Es en las situaciones más angustiantes en que los espíritus son puestos a prueba, de esto refulgen vestigios de una solemnidad y entereza valiosas, lo suficiente como para que en situaciones adversas las almas prevalezcan pese a las penurias. En la guerra, aquel funesto acto que pareciera estar ligado íntimamente a la naturaleza humana, tan antiguo como el tiempo mismo, las 2 esencias más ancestrales de la psiquis se ven enfrentadas. Por una parte, la destrucción, aquel primitivo deseo de devastar todo cuanto existe, y en contraparte, la creación, aquel solemne intento de preservar la vida.
La guerra hace que los humanos exhiban la destrucción en su más evidente forma, la facilidad con la que se extinguen vidas, la fugacidad con la que se consumen ciudades, la ruindad de actos inconcebibles en tiempos de paz; todo esto denota la más obscura parte del espíritu de los hombres y mujeres que participan en las hostilidades.

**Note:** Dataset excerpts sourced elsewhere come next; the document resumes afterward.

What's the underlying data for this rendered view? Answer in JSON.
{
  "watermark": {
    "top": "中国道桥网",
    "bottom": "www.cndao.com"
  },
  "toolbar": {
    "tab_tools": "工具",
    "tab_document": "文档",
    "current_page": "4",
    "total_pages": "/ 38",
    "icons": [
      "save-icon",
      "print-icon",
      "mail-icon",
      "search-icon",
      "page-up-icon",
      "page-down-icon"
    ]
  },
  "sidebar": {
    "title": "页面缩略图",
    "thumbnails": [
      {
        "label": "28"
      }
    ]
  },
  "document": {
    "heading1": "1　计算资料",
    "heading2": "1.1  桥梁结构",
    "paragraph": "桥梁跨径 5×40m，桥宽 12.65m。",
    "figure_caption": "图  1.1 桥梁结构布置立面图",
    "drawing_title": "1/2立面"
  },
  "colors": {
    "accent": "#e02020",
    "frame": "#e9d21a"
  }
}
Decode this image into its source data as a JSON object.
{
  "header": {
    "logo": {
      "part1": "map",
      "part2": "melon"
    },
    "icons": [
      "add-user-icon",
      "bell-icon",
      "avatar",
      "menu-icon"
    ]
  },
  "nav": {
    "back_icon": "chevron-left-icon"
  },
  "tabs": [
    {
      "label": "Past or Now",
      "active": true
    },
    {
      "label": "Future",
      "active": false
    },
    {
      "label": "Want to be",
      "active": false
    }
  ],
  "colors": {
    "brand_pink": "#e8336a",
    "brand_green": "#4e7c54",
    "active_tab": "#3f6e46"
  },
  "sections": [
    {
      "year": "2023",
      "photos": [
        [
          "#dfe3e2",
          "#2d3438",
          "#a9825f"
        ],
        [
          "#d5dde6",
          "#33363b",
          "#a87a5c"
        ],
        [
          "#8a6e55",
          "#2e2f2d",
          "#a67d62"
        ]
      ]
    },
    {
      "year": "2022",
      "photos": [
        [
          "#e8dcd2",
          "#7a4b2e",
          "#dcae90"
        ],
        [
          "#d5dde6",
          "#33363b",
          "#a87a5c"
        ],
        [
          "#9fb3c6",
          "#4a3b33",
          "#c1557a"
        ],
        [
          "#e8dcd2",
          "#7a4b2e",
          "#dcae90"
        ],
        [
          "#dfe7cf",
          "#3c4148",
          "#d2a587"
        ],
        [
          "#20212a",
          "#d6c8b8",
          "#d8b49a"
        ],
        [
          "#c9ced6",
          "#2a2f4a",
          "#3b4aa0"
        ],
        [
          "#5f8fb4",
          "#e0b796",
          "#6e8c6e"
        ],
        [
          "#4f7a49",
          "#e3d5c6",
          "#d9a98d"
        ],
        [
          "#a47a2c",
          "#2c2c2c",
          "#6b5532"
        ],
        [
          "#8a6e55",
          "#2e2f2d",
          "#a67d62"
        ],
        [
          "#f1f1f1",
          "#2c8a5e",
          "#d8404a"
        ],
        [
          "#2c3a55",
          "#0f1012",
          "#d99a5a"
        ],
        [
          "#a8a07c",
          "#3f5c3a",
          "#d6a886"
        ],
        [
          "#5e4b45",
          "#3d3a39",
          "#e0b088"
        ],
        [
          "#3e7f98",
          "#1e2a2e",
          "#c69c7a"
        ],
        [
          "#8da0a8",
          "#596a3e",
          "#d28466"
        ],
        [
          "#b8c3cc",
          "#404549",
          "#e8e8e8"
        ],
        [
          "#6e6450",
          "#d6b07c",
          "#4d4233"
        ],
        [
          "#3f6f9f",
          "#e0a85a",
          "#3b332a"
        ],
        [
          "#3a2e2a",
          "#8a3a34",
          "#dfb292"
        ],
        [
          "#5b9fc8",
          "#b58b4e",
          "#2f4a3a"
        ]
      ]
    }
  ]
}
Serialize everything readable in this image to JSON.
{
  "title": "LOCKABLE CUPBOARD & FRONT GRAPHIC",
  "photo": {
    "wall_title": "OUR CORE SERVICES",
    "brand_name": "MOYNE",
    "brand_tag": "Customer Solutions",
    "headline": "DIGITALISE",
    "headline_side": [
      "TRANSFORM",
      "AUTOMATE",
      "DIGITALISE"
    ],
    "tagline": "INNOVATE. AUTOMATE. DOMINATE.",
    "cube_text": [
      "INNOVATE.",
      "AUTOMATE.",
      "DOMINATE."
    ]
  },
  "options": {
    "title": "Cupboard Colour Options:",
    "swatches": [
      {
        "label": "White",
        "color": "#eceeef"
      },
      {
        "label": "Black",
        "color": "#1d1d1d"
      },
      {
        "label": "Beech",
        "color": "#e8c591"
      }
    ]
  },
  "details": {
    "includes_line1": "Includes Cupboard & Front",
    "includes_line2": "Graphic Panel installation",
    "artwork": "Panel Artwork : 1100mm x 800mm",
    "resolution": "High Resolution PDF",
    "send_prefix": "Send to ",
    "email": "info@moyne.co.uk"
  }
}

Como una respuesta refleja, la creación surge queriendo contrarrestar los males de su némesis, como un mecanismo de supervivencia, se alza en el corazón de aquellos tocados por las tragedias, busca arremeter en contra de la destrucción eliminándola de la faz de la tierra. Así, paradójicamente, la creación realiza una empresa contra la destrucción en aras de nunca tener que hacerlo de nuevo, así como la raza humana, que en su búsqueda de lograr la paz, justifica la guerra.
Es una paradoja cuyo principal protagonista es un acto tan simple como poderoso, y es precisamente la simpleza lo que le otorga su magnánimo poder, pues aquello que es complejo tiende a caer por su propio peso cuando se ve inmiscuido en una contienda. El acto de besar, un suceso en apariencia tan banal, ostenta un poder temible para la destrucción, pues la creación lo emplea como un escudo que a la vez es lanza, valiendo como ataque y defensa en esta guerra espiritual. El beso, el contacto de los labios entre dos individuos, el roce entre los bordes de la abertura de la boca, la fricción entre aquellos músculos carnosos que se da por movimientos repetitivos ofreciendo una deleitosa experiencia sensorial; el beso, ese acto inocuo que puede abatir la destrucción.

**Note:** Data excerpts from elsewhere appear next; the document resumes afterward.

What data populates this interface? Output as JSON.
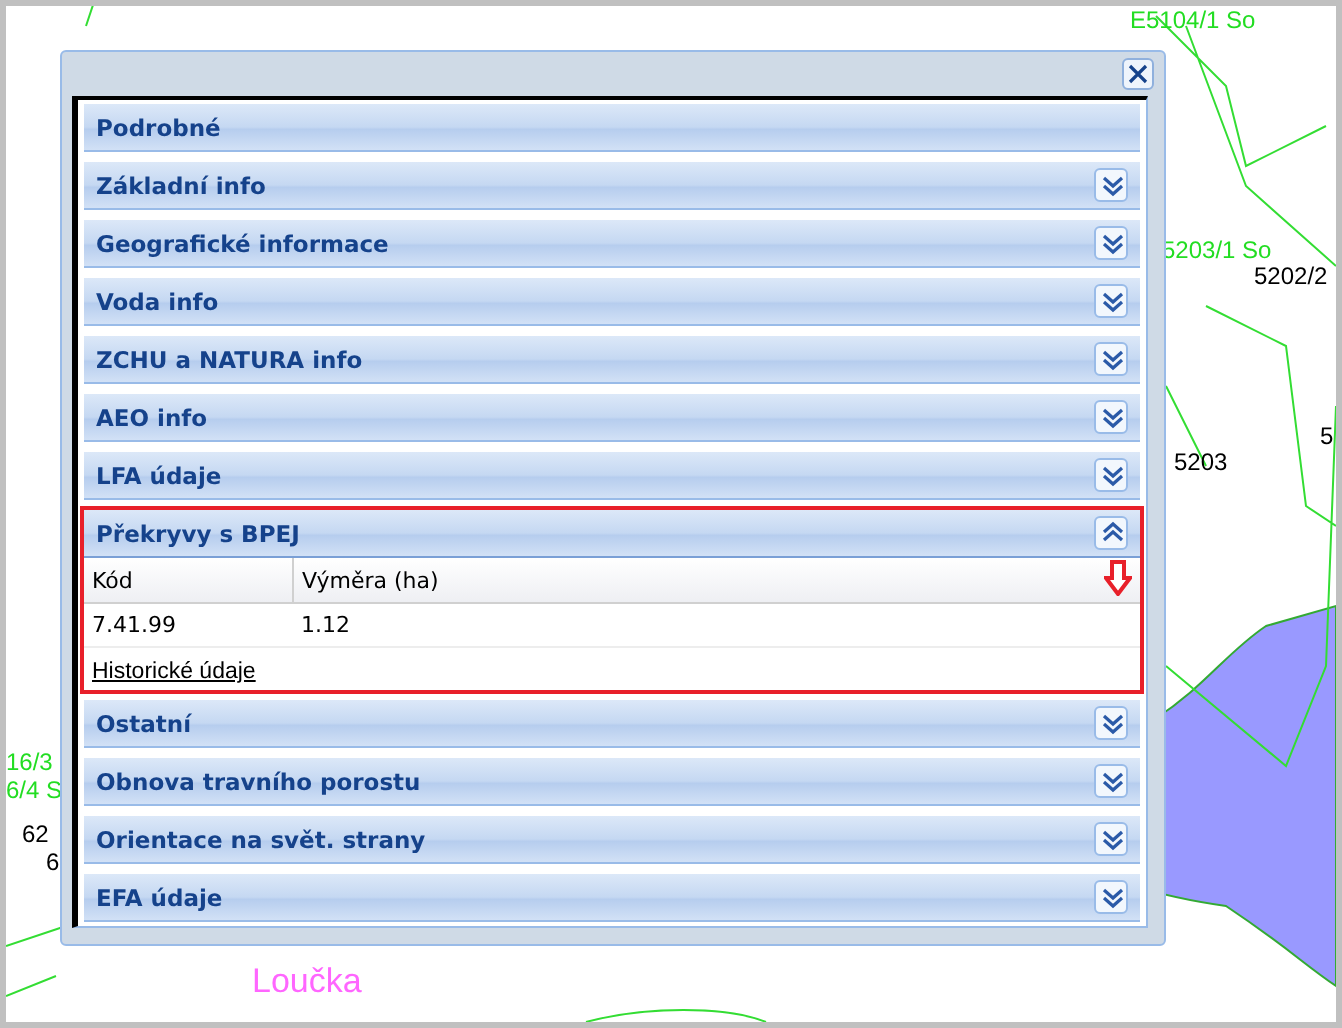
{
  "map": {
    "labels": [
      {
        "text": "E5104/1 So",
        "kind": "parcel"
      },
      {
        "text": "5203/1 So",
        "kind": "parcel"
      },
      {
        "text": "5202/2",
        "kind": "number"
      },
      {
        "text": "5203",
        "kind": "number"
      },
      {
        "text": "5",
        "kind": "number"
      },
      {
        "text": "16/3",
        "kind": "parcel"
      },
      {
        "text": "6/4 S",
        "kind": "parcel"
      },
      {
        "text": "62",
        "kind": "number"
      },
      {
        "text": "6",
        "kind": "number"
      },
      {
        "text": "Loučka",
        "kind": "place"
      }
    ]
  },
  "window": {
    "sections": [
      {
        "title": "Podrobné",
        "collapsible": false,
        "expanded": false,
        "highlighted": false
      },
      {
        "title": "Základní info",
        "collapsible": true,
        "expanded": false,
        "highlighted": false
      },
      {
        "title": "Geografické informace",
        "collapsible": true,
        "expanded": false,
        "highlighted": false
      },
      {
        "title": "Voda info",
        "collapsible": true,
        "expanded": false,
        "highlighted": false
      },
      {
        "title": "ZCHU a NATURA info",
        "collapsible": true,
        "expanded": false,
        "highlighted": false
      },
      {
        "title": "AEO info",
        "collapsible": true,
        "expanded": false,
        "highlighted": false
      },
      {
        "title": "LFA údaje",
        "collapsible": true,
        "expanded": false,
        "highlighted": false
      },
      {
        "title": "Překryvy s BPEJ",
        "collapsible": true,
        "expanded": true,
        "highlighted": true,
        "table": {
          "columns": [
            "Kód",
            "Výměra (ha)"
          ],
          "rows": [
            [
              "7.41.99",
              "1.12"
            ]
          ]
        },
        "link": "Historické údaje"
      },
      {
        "title": "Ostatní",
        "collapsible": true,
        "expanded": false,
        "highlighted": false
      },
      {
        "title": "Obnova travního porostu",
        "collapsible": true,
        "expanded": false,
        "highlighted": false
      },
      {
        "title": "Orientace na svět. strany",
        "collapsible": true,
        "expanded": false,
        "highlighted": false
      },
      {
        "title": "EFA údaje",
        "collapsible": true,
        "expanded": false,
        "highlighted": false
      }
    ]
  }
}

Y es así que dos soldados enfrentados en aquella contienda atávica del ser, vislumbran ante sí un beso como la única alternativa que puede poner fin a todos sus males, a la vileza que aflige su alma como resultado de los actos bélicos. De su espíritu emerge una ancestral esencia buscando crear paz, sosiego, de traer de nuevo a sus vidas la calma que la guerra les arrebató. En medio del caos logran consumar un beso que detiene el tiempo para siempre, que socava sus pesares, que desfoga sus entrañables anhelos, un beso con el que la creación puede, al menos de forma temporal, derrotar a la destrucción, otorgándoles vida en medio de la muerte. El beso les regresa la serenidad que la guerra les arrebató.